During World War I, he organized a guerrilla unit as part of the Kachak movement through the Committee for the National Defence of Kosovo, of which he was a member. On 20 October 1914, 1,000 Albanians, led by Bajram Curri, Isa Boletini, Bulgarian komitadjis and Austro-Hungarian officers, attacked a Montenegrin base near Gjakova, and took two hill artillery pieces with them. The Montenegrin army then surrounded and defeated them, and pushed them into Albanian territory.

In 1915, he became a founding member of the Committee for the National Defence of Kosovo. This organization later established relations with the Comintern (which gave support for the self-determination of nations), with Curri later saying in December 1921 to the Soviet minister in Vienna that, "The Albanian people await impatiently the determination of their frontiers not based on of brutal and bloody historical considerations, but rather based on of the situation which actually exists today.
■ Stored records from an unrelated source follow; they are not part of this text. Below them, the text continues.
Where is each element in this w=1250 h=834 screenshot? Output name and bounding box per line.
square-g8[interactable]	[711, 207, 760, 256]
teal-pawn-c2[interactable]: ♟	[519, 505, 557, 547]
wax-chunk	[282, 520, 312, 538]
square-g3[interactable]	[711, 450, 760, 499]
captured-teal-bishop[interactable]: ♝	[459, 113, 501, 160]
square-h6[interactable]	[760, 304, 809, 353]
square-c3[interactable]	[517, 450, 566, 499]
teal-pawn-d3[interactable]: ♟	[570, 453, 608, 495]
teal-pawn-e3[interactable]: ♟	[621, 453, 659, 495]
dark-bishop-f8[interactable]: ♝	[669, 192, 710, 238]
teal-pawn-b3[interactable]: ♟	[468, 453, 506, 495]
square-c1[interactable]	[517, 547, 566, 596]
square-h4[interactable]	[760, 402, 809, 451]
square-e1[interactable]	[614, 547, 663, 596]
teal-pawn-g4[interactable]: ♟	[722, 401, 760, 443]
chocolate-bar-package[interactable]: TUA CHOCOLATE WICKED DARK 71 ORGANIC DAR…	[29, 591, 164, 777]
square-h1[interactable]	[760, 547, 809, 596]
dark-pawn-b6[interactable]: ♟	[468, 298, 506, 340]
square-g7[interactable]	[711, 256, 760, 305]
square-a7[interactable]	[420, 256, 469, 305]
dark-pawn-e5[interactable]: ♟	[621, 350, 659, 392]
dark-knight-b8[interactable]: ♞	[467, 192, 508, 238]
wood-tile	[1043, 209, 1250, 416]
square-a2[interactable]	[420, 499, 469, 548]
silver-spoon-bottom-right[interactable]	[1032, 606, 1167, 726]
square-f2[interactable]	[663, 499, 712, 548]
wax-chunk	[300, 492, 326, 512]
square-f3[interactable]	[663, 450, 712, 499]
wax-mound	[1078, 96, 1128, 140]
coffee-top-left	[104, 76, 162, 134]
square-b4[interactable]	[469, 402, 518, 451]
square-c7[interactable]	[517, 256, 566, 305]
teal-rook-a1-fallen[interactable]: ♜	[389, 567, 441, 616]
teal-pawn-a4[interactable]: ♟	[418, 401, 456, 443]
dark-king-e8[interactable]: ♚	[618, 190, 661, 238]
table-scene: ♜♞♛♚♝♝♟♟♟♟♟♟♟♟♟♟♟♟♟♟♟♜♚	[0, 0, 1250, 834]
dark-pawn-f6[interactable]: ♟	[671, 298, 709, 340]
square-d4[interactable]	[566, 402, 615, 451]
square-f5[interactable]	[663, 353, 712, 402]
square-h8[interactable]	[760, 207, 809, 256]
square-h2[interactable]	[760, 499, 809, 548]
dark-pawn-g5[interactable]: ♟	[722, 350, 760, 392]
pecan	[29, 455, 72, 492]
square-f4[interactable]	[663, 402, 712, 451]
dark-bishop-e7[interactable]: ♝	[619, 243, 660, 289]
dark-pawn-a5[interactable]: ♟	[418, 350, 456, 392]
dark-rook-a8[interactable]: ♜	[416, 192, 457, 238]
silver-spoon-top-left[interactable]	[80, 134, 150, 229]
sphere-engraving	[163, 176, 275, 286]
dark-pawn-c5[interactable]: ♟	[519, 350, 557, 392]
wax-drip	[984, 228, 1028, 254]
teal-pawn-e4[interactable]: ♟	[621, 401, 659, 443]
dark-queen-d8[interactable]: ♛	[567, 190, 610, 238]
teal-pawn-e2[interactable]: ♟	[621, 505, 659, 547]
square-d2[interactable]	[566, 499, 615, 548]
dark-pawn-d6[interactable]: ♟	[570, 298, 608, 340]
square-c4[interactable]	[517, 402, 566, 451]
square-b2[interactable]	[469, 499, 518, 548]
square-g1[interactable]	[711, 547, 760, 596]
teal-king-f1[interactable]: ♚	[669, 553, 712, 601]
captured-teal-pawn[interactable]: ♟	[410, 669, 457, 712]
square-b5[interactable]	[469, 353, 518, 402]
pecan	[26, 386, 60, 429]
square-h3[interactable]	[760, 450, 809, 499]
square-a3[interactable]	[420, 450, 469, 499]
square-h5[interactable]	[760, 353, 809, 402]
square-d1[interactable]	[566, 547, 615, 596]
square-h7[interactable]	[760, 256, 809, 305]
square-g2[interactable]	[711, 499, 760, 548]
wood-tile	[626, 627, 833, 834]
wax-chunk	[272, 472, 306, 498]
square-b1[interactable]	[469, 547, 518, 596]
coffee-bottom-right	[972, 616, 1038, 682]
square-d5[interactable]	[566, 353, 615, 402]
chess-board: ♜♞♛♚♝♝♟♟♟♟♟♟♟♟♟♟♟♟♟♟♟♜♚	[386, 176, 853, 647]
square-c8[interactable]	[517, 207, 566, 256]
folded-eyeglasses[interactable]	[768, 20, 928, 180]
With the firm conviction that Soviet Russia will be able in the near future to determine the boundaries of Europe, especially in the Balkans, in a just manner, I pray that the great Soviet government will grant our just requests at that time."

Following the Congress of Lushnja in 1920, he became a minister without portfolio in the Albanian cabinet. In Albania's politics, he identified himself with the left-wing forces of Fan Noli against Ahmet Zogu. In December 1921, he became Minister of War in the unstable government of Hasan Prishtina, replacing Zogu. Within days, however, Zogu assembled his fellow Mati tribesmen and overthrew the government, forcing Prishtina, Curri, and others to flee northwards. In March 1922, Curri and Prishtina began a revolt against Zogu, which failed. The revolt was crushed on 8 March 1922 by Captain Prenk Pervizi, owing to the efforts of the British ambassador to Albania, Harry Eyres, who convinced one of the rebel commanders to surrender. Two years later, having stayed in the meantime in the mountains in order to evade Zogist forces, he issued the call to arms which began the Bourgeois-Democratic Revolution of June 1924 against Zogu.

Following the defeat of the revolution, Curri continued his opposition to Zogu. On March 29, 1925, he was surrounded by Zogist troops while hiding in a cave near Dragobia. He was killed by his own friends so their lives could be spared by the zogist troops.

Years later, in honor of Bajram Curri, the town of Kolgecaj was renamed after him in 1952.